Indiana law on the hazards presented by the natural accumulation of snow and ice is clear:
a landlord does have a duty of reasonable care that the common ways and areas, or areas over which he has reserved control, are reasonably fit and that hazards created through a natural accumulation of ice and snow are not beyond the purview of that duty.
Absent a business or homeowner gating their premises and posting no-trespassing signs, they have a duty to protect foreseeable visitors from harm. For more than 40 years Indiana has recognized a broad duty:
The occupier must not only use care not to injure the visitor by negligent activities, and warn him of latent dangers of which the occupier knows, but he must also inspect the premises to discover possible dangerous conditions of which he does not know, and take reasonable precautions to protect the invitee from dangers which are foreseeable from the arrangement or use. The obligation extends to the original construction of the premises, where it results in a dangerous condition.
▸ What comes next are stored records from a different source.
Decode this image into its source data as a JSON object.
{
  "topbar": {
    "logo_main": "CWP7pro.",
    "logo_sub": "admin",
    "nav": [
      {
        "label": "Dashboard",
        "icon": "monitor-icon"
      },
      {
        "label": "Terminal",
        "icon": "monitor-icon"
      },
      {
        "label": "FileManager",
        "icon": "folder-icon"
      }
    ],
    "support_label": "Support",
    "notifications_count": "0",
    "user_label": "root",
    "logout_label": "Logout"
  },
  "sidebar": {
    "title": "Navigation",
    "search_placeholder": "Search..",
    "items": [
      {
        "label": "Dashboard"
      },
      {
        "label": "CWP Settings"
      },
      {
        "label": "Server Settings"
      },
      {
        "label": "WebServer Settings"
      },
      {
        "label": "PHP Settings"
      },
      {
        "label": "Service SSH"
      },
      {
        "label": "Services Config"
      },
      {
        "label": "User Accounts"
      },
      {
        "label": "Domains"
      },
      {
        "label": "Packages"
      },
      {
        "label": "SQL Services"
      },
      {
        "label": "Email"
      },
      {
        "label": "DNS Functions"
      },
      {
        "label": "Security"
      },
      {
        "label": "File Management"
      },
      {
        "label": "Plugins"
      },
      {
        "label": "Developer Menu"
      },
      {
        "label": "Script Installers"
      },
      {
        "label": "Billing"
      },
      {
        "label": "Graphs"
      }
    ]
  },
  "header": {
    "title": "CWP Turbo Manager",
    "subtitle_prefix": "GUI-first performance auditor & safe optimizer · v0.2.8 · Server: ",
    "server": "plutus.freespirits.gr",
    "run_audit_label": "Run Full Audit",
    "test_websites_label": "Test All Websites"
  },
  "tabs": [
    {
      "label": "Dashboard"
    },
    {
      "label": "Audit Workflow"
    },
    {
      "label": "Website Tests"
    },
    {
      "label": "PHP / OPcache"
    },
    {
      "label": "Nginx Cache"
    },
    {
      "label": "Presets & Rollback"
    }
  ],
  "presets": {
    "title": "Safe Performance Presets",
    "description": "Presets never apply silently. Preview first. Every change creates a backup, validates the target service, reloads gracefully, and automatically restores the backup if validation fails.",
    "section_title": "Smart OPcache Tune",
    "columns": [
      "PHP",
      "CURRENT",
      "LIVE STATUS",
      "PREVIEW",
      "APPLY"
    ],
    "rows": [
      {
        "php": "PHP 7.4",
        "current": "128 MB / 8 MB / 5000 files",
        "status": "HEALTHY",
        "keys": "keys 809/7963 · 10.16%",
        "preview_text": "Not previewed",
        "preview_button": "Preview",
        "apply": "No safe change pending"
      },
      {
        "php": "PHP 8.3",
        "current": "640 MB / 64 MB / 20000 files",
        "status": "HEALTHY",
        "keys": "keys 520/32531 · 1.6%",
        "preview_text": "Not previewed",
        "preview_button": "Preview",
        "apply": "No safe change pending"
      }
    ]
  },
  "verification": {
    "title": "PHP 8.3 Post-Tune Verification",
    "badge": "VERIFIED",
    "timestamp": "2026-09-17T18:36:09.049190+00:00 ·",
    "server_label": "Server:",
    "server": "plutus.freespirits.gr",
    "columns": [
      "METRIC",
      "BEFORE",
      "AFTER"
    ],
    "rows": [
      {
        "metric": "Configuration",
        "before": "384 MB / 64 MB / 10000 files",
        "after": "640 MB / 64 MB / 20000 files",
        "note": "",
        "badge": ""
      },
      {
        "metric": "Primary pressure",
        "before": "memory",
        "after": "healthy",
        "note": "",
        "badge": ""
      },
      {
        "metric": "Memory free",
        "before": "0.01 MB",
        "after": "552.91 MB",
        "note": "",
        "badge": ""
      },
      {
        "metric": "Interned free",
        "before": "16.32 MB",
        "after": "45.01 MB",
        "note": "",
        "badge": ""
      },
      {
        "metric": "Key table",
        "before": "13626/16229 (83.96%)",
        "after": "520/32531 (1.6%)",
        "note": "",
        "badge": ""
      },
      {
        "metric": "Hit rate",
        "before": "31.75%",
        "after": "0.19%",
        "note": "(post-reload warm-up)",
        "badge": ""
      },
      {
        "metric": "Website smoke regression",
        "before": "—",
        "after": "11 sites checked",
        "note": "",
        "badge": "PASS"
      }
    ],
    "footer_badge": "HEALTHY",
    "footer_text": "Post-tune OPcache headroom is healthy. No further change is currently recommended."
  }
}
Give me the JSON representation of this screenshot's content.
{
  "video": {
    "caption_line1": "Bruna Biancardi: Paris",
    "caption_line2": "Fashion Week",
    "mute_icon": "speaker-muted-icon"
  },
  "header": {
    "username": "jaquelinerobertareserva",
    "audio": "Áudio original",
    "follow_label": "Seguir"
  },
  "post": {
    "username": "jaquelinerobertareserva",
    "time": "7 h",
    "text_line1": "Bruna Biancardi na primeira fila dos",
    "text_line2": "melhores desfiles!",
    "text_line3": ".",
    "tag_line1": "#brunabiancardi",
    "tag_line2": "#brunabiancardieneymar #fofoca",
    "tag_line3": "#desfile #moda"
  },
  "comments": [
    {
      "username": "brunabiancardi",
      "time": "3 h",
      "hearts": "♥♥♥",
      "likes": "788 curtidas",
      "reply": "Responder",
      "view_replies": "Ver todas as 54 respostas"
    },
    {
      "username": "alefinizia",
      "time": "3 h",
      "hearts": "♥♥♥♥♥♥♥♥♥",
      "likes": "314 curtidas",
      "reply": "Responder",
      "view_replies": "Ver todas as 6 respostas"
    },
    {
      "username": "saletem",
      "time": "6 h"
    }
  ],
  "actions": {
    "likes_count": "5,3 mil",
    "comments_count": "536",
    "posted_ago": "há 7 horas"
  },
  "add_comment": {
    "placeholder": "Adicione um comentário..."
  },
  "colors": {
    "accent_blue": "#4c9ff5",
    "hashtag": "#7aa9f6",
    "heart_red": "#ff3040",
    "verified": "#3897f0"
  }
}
The foregoing does not suggest premises owners are strictly liable to someone who slips and falls and suffers an injury on their property. However, the inquiry will be fact-sensitive and Indiana’s law of modified comparative fault will apply. This means that if a jury does not find the guest 51% or more at fault under the circumstances, the guest will be entitled to recover if they prove to a jury’s satisfaction that their injuries were caused by the fall. If a premises owner in fact contributed to conditions leading to an unnatural accumulation of snow and ice, the chance of the premises owner escaping significant liability is slim.